Governments and food and agriculture organizations join today at the Lima-Paris Action Agenda Focus on Agriculture to respond to the urgent climate challenges facing agriculture with six cooperative initiatives that will protect the long-term livelihoods of millions of farmer and reduce greenhouse gas emissions.
Agriculture is one of the sectors most seriously affected by extreme climate but it also accounts for 24 % of the greenhouse gas (GHG) emissions which cause climate change.
The initiatives focus on four key areas: soils in agriculture, the livestock sector, food losses and waste, and sustainable production methods and resilience of farmers.
Together, these partnerships will deploy money and know-how across both developed and developing nations to help hard-pressed farmers become key actors in the global drive to achieve a low-carbon, climate-resilient future.
This exceptional half-day reveals the effective and concrete progress that can be made when a wide, international set of stakeholders work together to build resilience and low-carbon systems of production in agricultural and food systems.

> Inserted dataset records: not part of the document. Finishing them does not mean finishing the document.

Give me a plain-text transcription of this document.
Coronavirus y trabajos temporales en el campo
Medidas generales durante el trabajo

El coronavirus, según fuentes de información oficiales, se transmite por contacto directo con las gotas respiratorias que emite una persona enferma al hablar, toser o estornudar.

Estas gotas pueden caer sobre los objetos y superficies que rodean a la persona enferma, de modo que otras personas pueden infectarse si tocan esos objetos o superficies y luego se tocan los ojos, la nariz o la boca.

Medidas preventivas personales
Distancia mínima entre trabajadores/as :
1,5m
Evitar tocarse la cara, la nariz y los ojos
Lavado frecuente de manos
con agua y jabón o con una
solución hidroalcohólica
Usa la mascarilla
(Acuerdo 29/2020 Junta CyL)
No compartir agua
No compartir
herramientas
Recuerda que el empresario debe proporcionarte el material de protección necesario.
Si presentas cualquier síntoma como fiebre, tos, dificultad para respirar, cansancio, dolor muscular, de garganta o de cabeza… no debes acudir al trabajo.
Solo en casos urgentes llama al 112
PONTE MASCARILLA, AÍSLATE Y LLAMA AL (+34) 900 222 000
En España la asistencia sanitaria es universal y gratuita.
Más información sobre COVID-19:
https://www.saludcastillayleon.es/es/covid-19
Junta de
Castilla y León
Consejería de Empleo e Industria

At the heart of the Action Agenda, the six major initiatives supporting farmers include:
The “4/1000 Initiative: Soils for Food Security and Climate”
Officially launched today by a hundred partners (developed and developing states, international organizations, private foundations, international funds, NGOs and farmers’ organization) the 4/1000 Initiative aims to protect and increase carbon stocks in soils. Soils can store huge quantities of carbon and contributing to limitation of greenhouse gas concentration in the atmosphere, supplementing the necessary efforts to reduce greenhouse gas emissions globally and generally throughout the economy. The partners decided to reinforce their actions on appropriate soil management, recognizing the importance of soil health for the transition towards productive, highly resilient agriculture. This initiative intends to show that a small increase of 4/1000 per year of the soil carbon stock (agricultural soils, notably grasslands and pastures, and forest soils) is a major leverage in order to improve soil fertility, resilience of farmers and contribute to the long-term objective of keeping the global average temperature increase below 2 degrees.
Life Beef Carbon
Farmers from four European countries are joining forces and taking the lead to reduce the carbon footprint of the livestock sector. Initially launched in October 2015, the “Life Beef Carbon” initiative, inspired by France’s Dairy Carbon Program, aims at promoting innovative livestock farming systems and associated practices to ensure the technical, economic, environmental and social sustainability of beef farms, and thus to reduce the contribution of livestock production to GHG emissions. The initiative aims to reduce the beef carbon footprint by 15% over 10 years in France, Ireland, Italy and Spain.
“Adaptation for Smallholder Agriculture Programme” (ASAP)
Through this initiative, IFAD and its partners commit to investing climate finance in poor smallholder farmers in developing countries to generate multiple benefits. Smallholder farmers are among the best possible clients for climate finance. Such investments can increase agricultural productivity while at the same time restoring and maintaining a resilient natural resource base and reducing agriculture’s carbon footprint. This initiative is being reinforced by 12 additional countries joining the current list of 44 country partners, increasing the total amount of committed ASAP funds up to US$285 million. By 2034, this additional funding will avoid or sequester 80 million tons of GHG emissions (CO2e) and will strengthen the resilience of 8 million smallholders.
15 West-African Countries Transitioning to Agro-ecology
The Promotion of Agro-ecology Transition in West Africa is a regional initiative led by ECOWAS and focused on Africa. It concerns 15 countries, including Burkina Faso, Ghana, and Senegal. The main financial partners include the European Union, the World Bank, and the New Partnership for Africa’s Development (NEPAD) of the African Union. This impact-full initiative delivers both adaptation and emission mitigation benefit. It will allow the adoption of agro-ecological practices by 25 million households by 2025.
The Blue Growth Initiative (BGI)
A multi-partner initiative led by the Food and Agriculture Organization (FAO) that supports climate resilience, food security, poverty alleviation and sustainable management of living aquatic resources in coastal communities, especially in small island developing states. The actions aim at a 10% reduction in carbon emissions from fishery value chains in 10 target countries within 5 years (and 25% within 10 years), and the reduction of overfishing by 20% in the target countries within 5 years (50% within 10 years).
The SAVE FOOD Initiative – (the Global Initiative on Food Loss and Waste Reduction)
This is a unique partnership led by FAO, with over 500 companies and organizations from industry and civil society active in food loss and waste reduction. It aims to drive innovations, promote interdisciplinary dialogue and spark debates to generate solutions across the entire value chain, “from field to fork”. This initiative has recently developed a technical platform, that will be launched in the coming days, to measure and reduce food loss and waste. Altogether, this should allow a major reduction in agriculture emissions, as global food waste and loss account for 3.3Gt of CO2 equivalent per year.